WEIMAR LIDERLERI
Alman Hükümeti’nde kilit rol oynayan simaların ülkeyi iyileştirmeye yönelik yaklaşımları farklıydı.
ADOLF HITLER
1920’lerden itibaren Nazi Partisi’nin lideri olan Hitler, bireylerden her bakımdan üstün olan totaliter devlete inanıyordu. Siyasette pragmatikti: İktidarını sağlamlaştırmak için sanayiciler ve sermayedarlarla birlikte çalışmaya mecburdu.

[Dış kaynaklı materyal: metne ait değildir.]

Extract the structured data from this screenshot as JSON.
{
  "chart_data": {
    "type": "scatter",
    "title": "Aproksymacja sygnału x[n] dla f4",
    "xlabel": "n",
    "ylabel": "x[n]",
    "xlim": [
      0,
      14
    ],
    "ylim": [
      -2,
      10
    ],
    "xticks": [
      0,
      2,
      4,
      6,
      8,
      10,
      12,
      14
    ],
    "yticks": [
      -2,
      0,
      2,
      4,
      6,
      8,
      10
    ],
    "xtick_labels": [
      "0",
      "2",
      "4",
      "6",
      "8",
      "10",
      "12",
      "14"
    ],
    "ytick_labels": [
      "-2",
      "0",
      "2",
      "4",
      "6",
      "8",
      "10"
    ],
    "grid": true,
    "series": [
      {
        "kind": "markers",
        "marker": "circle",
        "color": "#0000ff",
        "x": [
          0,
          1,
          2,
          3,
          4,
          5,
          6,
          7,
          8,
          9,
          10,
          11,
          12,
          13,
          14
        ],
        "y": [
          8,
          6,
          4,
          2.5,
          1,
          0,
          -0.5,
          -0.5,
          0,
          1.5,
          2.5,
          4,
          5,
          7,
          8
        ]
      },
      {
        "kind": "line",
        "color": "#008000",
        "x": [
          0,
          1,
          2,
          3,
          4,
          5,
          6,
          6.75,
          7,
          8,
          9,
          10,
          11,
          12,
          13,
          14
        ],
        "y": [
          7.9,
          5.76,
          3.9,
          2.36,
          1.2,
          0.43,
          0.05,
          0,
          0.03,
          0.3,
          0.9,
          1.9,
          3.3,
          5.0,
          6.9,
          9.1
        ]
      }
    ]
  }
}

Oysa kapitalizmden nefret ediyor ve devletin ekonomik ve sosyal kurumlar üzerinde mutlak kontrolünü savunuyordu.
HEINRICH BRÜNING
Mart 1930 ile Mayıs 1932 arasında Weimar Almanyası’nın başbakanı Brüning’in Nazilerle koalisyon kurma çabaları sonuç vermedi. Anılarında, Hindenburg’un ölmesi halinde Hitler’in iktidarı ele geçirmemesi için Hohenzollern monarşisini yeniden devreye sokmayı savunduğunu iddia etti.
PAUL VON HINDENBURG
Birinci Dünya Savaşı kahramanı Hindenburg, iki dönem cumhurbaşkanlığı yaptı. Muhafazakâr bir kimliğe sahip olan
Hindenburg, savaş sonrasında ülkenin içine düştüğü politik çalkantılarda rol oynadı. 1933’te Yetki Kanunu’nu imzalayarak Hitler’e neredeyse diktatörlük yetkisi verdi ve Nazi Partisi’nin yükselişinde en önemli suç ortaklarından birisi oldu.
ERNST RÖHM
Radikal bir sosyalist olan Röhm, Sturmabteilung’un (SA) lideriydi. Çeteleri sokaklarda Nazi karşıtı gruplara saldırıyordu. Sa’ya mensup çete elemanlarının sayısı Alman ordusundan çok üstün olduğundan Hitler Sa’yı tehdit olarak görüyordu. 1934’teki Uzun Bıçaklar Gecesi’nde Röhm’e suikast düzenlendi ve SA liderleri tasfiye edildi.
FRANZ VON PAPEN
1932 yılının Haziran ve Kasım ayları arasında Weimar Cumhuriyeti’nde başbakanlık yapan muhafazakâr ve monarşist Papen, Hitler hükümette görev alırsa Nazileri kontrol altında tutabileceklerini düşünüyordu. Bu nedenle 1933’te Cumhurbaşkanı Hindenburg’u
Hitler’i başbakan olarak atamaya ikna etti ama ne yazık ki yanılmıştı.
KURT VON SCHLEICHER
Weimar Almanyası’nın son başbakanı Schleicher, Alman ordusunun Versay Antlaşması’na aykırı olarak yeniden toparlanmasında etkili oldu. Ilımlı bir siyasetçiydi ve Nazilerin boy atmasını önlemek için merkezi bir koalisyon hükümeti kurmaya çalıştı. Bu hareketiyle Hitler’in düşmanlığını kazandı. 1934’te Uzun Bıçaklar Gecesi’nde o da suikasta uğradı.
ERICH LUDENDORFF
Birinci Dünya Savaşı’nın efsanevi generallerinden Ludendorff, 1920’lerde sağcı aktivistler arasına katıldı. 1920 ve 1923 yıllarındaki başarısız darbe girişimlerinde yer aldı. Parlamentoda Nasyonal Sosyalist İşçi Partisi üyesi olarak hizmet vermesine rağmen bu tutumunu değiştirecek ve Nazilerin yol açacağı tehlikeler konusunda uyarılarda bulunacaktı.